D'après une étude menée en 2015 par l'Insee, le terme « salope » est l'insulte la plus utilisée à l'encontre des femmes dans l'espace public. Partant de ce constat, la rédactrice et journaliste
Adeline Anfray nous livre une enquête passionnante et passionnée sur l'origine et la signification de ce terme, tout en dressant le portrait de célèbres « salopes » ayant marqué
L Histoire par leurs actes, leur soif d'indépendance et leur résistance aux diktats patriarcaux. L'autrice s'interroge tout au long de l'ouvrage sur les notions de liberté (sexuelle, mais pas que) et de féminisme, intrinsèquement liées au terme de « salope » puisque ce dernier est utilisé pour nier la liberté des femmes : liberté d'avoir une vie sexuelle, mais aussi liberté d'investir l'espace public et politique, liberté de prendre la parole ou liberté de s'émanciper des injonctions patriarcales et/ou sociétales qui pèsent sur elles (comme le refus de la maternité, par exemple).

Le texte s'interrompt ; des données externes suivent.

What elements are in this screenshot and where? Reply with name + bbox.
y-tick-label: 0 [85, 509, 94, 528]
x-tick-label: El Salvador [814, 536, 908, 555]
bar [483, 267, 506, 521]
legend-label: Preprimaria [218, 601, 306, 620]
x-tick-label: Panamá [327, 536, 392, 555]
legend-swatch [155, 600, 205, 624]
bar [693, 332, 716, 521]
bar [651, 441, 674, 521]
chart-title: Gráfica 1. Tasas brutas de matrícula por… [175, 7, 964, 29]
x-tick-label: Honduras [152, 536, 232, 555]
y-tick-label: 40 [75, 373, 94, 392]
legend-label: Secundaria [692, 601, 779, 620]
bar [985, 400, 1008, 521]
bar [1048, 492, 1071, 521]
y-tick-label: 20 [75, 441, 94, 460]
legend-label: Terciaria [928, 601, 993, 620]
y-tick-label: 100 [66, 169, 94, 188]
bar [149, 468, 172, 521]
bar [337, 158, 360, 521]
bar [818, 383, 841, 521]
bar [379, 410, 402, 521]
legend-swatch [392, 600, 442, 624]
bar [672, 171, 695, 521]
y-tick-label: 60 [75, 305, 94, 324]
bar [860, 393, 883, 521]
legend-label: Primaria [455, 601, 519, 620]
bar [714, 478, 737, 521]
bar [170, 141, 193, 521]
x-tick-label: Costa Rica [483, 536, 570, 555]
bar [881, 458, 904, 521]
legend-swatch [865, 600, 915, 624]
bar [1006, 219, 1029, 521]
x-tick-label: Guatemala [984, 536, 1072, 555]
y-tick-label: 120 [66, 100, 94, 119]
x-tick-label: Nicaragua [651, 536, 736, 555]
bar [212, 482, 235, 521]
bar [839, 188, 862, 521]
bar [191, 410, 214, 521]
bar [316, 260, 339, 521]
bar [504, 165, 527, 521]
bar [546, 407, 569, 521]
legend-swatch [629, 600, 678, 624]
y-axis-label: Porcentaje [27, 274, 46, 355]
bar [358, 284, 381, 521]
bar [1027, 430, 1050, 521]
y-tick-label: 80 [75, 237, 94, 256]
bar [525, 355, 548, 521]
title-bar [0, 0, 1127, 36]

Richement documentée et empruntant la forme d'un court essai sociologique (moins de 150 pages), l'enquête de l'autrice fait la part belle aux interventions, aux témoignages, aux récits de vie et aux expertises de nombreuses personnes aux profils hétéroclites : journaliste, linguiste, cadre dans les médias, chercheuse en sociologie, retraitée hyperactive, chanteuse de pop-rock-rap, autrice, chef produit, programmateur, militante et bien d'autres. Si elle apporte une indéniable diversité de points de vue et un enrichissement du propos, cette pluralité d'intervenants m'a laissé, par moment, un sentiment mitigé de « joyeux fourre-tout ». Se posait parfois la question de savoir pourquoi telle ou telle personne intervenait sur le sujet, et si je dois reprocher un petit quelque chose à cet ouvrage, ce serait de ne pas toujours avoir indiqué clairement ses intentions et ses ambitions quant aux intervenants non spécialistes (on comprend facilement, par exemple, pour quelles raisons est sollicitée une chercheuse du CNRS travaillant sur des questions de sexualité et de conjugalité, un peu moins celles qui font intervenir l'anonyme Sébastien T. seulement présenté comme un « mec chanmé »). Il me semble, au final, qu'il s'agissait de recueillir des opinions et des témoignages divers et variés afin de constituer un terrain d'enquête.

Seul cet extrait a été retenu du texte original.